Examples of portfolio companies held by previous Puma VCTs
Brewhouse & Kitchen
Puma made a £3.1 million investment into a micro-brewery pub business to support the roll-out of the brand across the UK (in December 2012). The Brewhouse & Kitchen (B&K) business has continued to expand and is currently running the concept at 20 locations. All B&K branded pubs brew a significant volume of their own beer on site and have a quality food offering. The transaction was successful and the Puma VCTs exited in October 2015.
Back to the Garden Childcare
Puma made a £2.2 million investment to fund the development and initial trading of a new 120 place children’s day nursery in Altrincham, South Manchester, due to open in August 2018. It is a joint venture between experienced developer and contractor, the McGoff Group, and Stewart and Jeannie Pickering, previously founders of a successful chain of children’s nurseries, kidsunlimited. Kidsunlimited was founded in 1983 and sold to private equity group LDC in 2008. By that point, the Pickerings opened more than 50 nurseries and introduced the first on-site workplace nurseries in the North West for firms including HSBC.
There is a target dividend of 5p per share, payable from 2020. Puma will aim to ensure the VCT can be wound up and the remaining capital and income returned to investors after eight to ten years from the closing date of the offer, although there is no guarantee of this.
Please remember your capital is at risk. VCTs are high-risk investments and are not suitable for everyone. Investors should not invest money they cannot afford to lose.
The risks and investment objectives are different with each VCT, but with a significant proportion of the combined portfolios invested in property-owning businesses, investors are likely to be exposed to commercial property.
Tax rules can change and tax benefits depend on individual circumstances.
Venture capital schemes have been the subject of a Treasury consultation. The proposals could have an effect on the investment policy of this VCT in future.
Fees and charges
A summary of the fees and charges is shown below. The net initial charge shown includes the Wealth Club discount.
|Full initial charge||3%|
|Wealth Club initial saving||2%||Net initial charge through Wealth Club||1%|
|Annual rebate (for three years)||0.10%|
More detail on the charges
Annual rebate when you invest through Wealth Club
The Puma VCT 13 includes an annual rebate for Wealth Club investors, payable for the first three years.
This is a rebate of our renewal commission and should be equivalent to 0.10% of the Net Asset Value of the Offer Shares issued to you when you invest. Terms and conditions apply.
The Company may operate a buy back policy at a 5% discount to their net asset value (after five years from the investment). Please see the offer documents for details.
Dividend Investment Scheme
There will be no dividend re-investment scheme.

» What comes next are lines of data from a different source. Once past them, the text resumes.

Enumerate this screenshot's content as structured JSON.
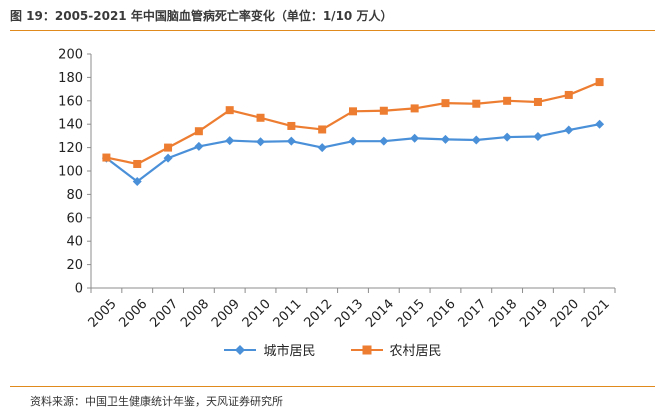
{
  "header": {
    "title": "图 19：2005-2021 年中国脑血管病死亡率变化（单位：1/10 万人）"
  },
  "footer": {
    "source": "资料来源：中国卫生健康统计年鉴，天风证券研究所"
  },
  "chart_data": {
    "type": "line",
    "title": "",
    "xlabel": "",
    "ylabel": "",
    "categories": [
      "2005",
      "2006",
      "2007",
      "2008",
      "2009",
      "2010",
      "2011",
      "2012",
      "2013",
      "2014",
      "2015",
      "2016",
      "2017",
      "2018",
      "2019",
      "2020",
      "2021"
    ],
    "ylim": [
      0,
      200
    ],
    "yticks": [
      0,
      20,
      40,
      60,
      80,
      100,
      120,
      140,
      160,
      180,
      200
    ],
    "grid": false,
    "legend_position": "bottom",
    "series": [
      {
        "name": "城市居民",
        "color": "#4a90d9",
        "marker": "diamond",
        "values": [
          111,
          91,
          111,
          121,
          126,
          125,
          125.5,
          120,
          125.5,
          125.5,
          128,
          127,
          126.5,
          129,
          129.5,
          135,
          140
        ]
      },
      {
        "name": "农村居民",
        "color": "#ed7d31",
        "marker": "square",
        "values": [
          111.5,
          106,
          120,
          134,
          152,
          145.5,
          138.5,
          135.5,
          151,
          151.5,
          153.5,
          158,
          157.5,
          160,
          159,
          165,
          176
        ]
      }
    ]
  }
}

The deadline to benefit from the 1% early bird enhancement in the form of additional shares is 1 October 2018.
Puma VCT 13 is unlikely to deliver stellar returns – indeed, it’s not designed to. It is structured to enable the VCT to be wound up after seven to nine years, with the remaining funds returned to investors. The initial tax break forms the majority of the return, and the underlying investments are likely to be in property-owning businesses, to mitigate downside risk. The Puma team is very experienced in this style of VCT management. If you’re interested in a limited life VCT this is one to consider.
Wealth Club aims to make it easier for experienced investors to find information on – and apply for – tax-efficient investments. You should base your investment decision on the provider's documents and ensure you have read and fully understand them before investing. This review is a marketing communication. It is not advice or a personal or research recommendation to buy the investment mentioned. It does not satisfy legal requirements promoting investment research independence and is thus not subject to prohibitions on dealing ahead of its dissemination.